Now, when we will add all the equations, we get
\eqalign{ & 4{}_1^1H\,\,\,\,\,\,\,\,\,\, \to \,{}_2^4He\,\,\,\,\,\,\,\,\,\, + \,\,\,\,\,\,\,\,\,\,\,\,2{}_1^0e\,\,\,\,\,\,\,\,\, + \,\,\,\,\,\,\,E \cr & \left( {proton} \right)\,\,\,\,\,\,\left( {\alpha - particle} \right)\,\,\,\,\,\left( {positron} \right)\,\,\,\,\left( {energy} \right) \cr}
Here, $E = \gamma + \beta + \gamma + \gamma + \beta + \beta$
Therefore, in the carbon cycle, $4$ protons will combine to yield one alpha particle and two positrons.
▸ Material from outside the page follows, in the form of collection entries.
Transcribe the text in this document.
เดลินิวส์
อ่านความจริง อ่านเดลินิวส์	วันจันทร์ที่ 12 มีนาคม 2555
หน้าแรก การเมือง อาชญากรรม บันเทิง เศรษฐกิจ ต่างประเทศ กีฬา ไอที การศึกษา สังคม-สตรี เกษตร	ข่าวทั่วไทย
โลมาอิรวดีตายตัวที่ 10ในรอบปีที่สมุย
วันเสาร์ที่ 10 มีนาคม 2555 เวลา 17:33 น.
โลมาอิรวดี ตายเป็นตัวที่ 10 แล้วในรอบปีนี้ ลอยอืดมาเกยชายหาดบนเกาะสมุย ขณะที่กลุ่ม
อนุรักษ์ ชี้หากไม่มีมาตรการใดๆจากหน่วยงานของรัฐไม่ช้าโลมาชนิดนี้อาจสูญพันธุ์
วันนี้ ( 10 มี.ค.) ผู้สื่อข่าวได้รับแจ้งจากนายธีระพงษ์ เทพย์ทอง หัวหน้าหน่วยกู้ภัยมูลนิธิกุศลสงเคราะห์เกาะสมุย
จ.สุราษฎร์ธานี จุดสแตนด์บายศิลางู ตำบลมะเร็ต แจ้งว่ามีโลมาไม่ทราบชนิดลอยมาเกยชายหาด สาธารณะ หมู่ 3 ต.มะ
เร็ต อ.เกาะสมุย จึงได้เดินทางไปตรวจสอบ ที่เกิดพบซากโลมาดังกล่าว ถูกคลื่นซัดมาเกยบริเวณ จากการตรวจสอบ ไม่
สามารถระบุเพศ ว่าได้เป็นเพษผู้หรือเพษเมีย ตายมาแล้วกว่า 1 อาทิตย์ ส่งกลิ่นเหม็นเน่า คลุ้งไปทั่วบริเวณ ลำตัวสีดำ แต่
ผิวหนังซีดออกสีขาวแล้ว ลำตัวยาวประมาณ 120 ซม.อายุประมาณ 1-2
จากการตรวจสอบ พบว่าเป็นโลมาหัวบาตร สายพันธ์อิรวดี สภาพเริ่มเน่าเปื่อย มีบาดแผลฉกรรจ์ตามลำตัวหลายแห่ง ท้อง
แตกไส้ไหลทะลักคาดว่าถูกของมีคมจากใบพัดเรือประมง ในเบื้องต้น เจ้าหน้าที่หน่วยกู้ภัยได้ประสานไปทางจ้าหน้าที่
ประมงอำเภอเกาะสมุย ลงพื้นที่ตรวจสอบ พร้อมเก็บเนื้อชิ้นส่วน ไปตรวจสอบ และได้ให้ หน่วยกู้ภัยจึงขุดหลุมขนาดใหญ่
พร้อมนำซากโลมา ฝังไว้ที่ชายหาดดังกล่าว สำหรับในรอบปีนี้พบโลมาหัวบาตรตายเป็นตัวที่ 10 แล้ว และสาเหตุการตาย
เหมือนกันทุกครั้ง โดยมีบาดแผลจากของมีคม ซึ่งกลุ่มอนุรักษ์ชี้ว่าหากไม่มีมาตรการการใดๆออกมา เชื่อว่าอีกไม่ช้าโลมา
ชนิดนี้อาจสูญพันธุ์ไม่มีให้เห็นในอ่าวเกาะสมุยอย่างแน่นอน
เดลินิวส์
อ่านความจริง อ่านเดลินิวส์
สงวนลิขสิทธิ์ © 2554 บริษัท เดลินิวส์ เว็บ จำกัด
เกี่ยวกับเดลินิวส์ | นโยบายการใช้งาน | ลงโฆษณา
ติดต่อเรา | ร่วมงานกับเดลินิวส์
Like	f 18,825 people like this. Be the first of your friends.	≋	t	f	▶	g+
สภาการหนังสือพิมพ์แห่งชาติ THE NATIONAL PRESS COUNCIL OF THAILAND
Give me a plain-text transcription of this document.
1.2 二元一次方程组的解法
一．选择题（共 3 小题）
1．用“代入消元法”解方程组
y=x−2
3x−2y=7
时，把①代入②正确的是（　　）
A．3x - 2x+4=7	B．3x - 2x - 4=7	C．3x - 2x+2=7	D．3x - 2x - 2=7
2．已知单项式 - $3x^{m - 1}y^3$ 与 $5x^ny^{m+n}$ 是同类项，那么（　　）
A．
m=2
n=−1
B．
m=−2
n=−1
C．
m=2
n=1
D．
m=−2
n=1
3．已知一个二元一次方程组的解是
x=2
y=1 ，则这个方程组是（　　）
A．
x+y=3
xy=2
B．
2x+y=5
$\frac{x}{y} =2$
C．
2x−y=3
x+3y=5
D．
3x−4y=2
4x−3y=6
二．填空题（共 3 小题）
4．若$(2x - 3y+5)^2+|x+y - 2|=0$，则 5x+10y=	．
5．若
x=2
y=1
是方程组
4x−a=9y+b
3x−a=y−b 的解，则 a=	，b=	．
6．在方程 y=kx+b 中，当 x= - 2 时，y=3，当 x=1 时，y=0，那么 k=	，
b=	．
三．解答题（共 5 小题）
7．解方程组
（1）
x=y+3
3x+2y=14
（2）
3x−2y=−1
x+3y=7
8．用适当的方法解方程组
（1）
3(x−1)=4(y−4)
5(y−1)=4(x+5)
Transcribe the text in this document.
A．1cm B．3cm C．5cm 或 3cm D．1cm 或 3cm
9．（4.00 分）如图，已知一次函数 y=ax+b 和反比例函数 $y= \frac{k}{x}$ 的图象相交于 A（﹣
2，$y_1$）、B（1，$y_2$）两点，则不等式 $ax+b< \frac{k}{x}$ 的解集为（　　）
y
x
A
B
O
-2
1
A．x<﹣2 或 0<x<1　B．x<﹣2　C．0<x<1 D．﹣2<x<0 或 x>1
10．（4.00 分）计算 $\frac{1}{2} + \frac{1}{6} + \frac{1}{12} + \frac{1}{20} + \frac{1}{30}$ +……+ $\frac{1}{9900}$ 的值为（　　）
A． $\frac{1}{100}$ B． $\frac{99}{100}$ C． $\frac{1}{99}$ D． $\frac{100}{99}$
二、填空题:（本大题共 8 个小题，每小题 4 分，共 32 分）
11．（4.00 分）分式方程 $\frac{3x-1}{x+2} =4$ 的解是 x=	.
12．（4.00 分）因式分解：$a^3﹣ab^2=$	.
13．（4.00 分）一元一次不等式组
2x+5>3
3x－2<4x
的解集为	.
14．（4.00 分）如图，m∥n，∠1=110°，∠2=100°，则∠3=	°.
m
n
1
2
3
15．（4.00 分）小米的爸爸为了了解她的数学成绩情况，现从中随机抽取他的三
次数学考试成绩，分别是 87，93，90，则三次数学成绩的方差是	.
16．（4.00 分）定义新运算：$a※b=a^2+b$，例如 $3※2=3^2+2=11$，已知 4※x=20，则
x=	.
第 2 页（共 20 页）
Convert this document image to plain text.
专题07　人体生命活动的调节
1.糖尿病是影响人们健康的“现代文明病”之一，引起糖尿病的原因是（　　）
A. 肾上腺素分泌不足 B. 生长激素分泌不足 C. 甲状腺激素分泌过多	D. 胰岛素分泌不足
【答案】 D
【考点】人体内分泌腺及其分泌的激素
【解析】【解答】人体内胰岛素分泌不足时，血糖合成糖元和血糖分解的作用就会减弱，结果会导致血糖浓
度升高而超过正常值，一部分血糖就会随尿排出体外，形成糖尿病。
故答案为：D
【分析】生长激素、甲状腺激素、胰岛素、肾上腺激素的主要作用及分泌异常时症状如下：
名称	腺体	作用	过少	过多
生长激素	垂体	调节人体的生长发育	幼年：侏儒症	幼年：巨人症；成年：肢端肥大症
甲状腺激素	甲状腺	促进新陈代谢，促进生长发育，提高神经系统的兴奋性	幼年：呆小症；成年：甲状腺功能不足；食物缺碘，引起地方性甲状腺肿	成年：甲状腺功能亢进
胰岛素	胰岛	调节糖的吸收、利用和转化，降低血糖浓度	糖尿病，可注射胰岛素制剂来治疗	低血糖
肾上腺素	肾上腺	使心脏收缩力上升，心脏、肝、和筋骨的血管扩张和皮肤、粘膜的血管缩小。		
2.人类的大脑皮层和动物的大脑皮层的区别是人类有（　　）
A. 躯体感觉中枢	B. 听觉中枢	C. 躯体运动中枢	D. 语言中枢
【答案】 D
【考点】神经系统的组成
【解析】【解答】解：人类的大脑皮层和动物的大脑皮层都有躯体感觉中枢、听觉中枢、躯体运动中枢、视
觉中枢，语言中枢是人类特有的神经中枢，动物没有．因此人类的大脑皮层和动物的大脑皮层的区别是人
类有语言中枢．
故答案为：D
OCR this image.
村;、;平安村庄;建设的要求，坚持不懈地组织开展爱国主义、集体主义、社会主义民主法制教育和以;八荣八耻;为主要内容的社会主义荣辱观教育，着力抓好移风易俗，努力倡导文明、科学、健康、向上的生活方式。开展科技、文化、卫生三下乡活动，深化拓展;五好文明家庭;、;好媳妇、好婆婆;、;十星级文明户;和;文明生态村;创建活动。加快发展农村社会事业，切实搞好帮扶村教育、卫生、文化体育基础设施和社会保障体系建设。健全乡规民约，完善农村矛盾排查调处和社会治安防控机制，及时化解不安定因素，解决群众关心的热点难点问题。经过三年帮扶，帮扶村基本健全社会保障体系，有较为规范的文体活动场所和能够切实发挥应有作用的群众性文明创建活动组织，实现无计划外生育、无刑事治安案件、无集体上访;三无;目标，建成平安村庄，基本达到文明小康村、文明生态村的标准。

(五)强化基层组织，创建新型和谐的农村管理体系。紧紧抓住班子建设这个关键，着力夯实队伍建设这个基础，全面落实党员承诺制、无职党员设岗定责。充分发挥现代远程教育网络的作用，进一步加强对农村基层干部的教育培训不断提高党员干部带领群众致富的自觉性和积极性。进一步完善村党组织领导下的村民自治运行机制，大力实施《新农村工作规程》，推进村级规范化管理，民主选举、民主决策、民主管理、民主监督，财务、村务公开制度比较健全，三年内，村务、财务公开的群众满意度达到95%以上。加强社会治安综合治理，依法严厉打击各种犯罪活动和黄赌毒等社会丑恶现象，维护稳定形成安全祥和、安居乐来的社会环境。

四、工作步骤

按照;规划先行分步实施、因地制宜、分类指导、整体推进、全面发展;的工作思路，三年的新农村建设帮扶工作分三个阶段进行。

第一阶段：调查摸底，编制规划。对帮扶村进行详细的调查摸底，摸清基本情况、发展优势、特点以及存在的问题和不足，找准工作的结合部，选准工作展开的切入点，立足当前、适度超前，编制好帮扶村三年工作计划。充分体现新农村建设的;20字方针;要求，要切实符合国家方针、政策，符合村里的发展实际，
Hence, option B is the correct option.

Note: As we can see that the carbon $- 12$ nucleus used in the first reaction is regenerated in the last reaction, therefore, it acts as a catalyst in the whole process. The carbon cycle of fusion is the primary source of energy in stars of mass which is greater than $1.5$ . In the above cycle, four hydrogens are converted into one helium nucleus.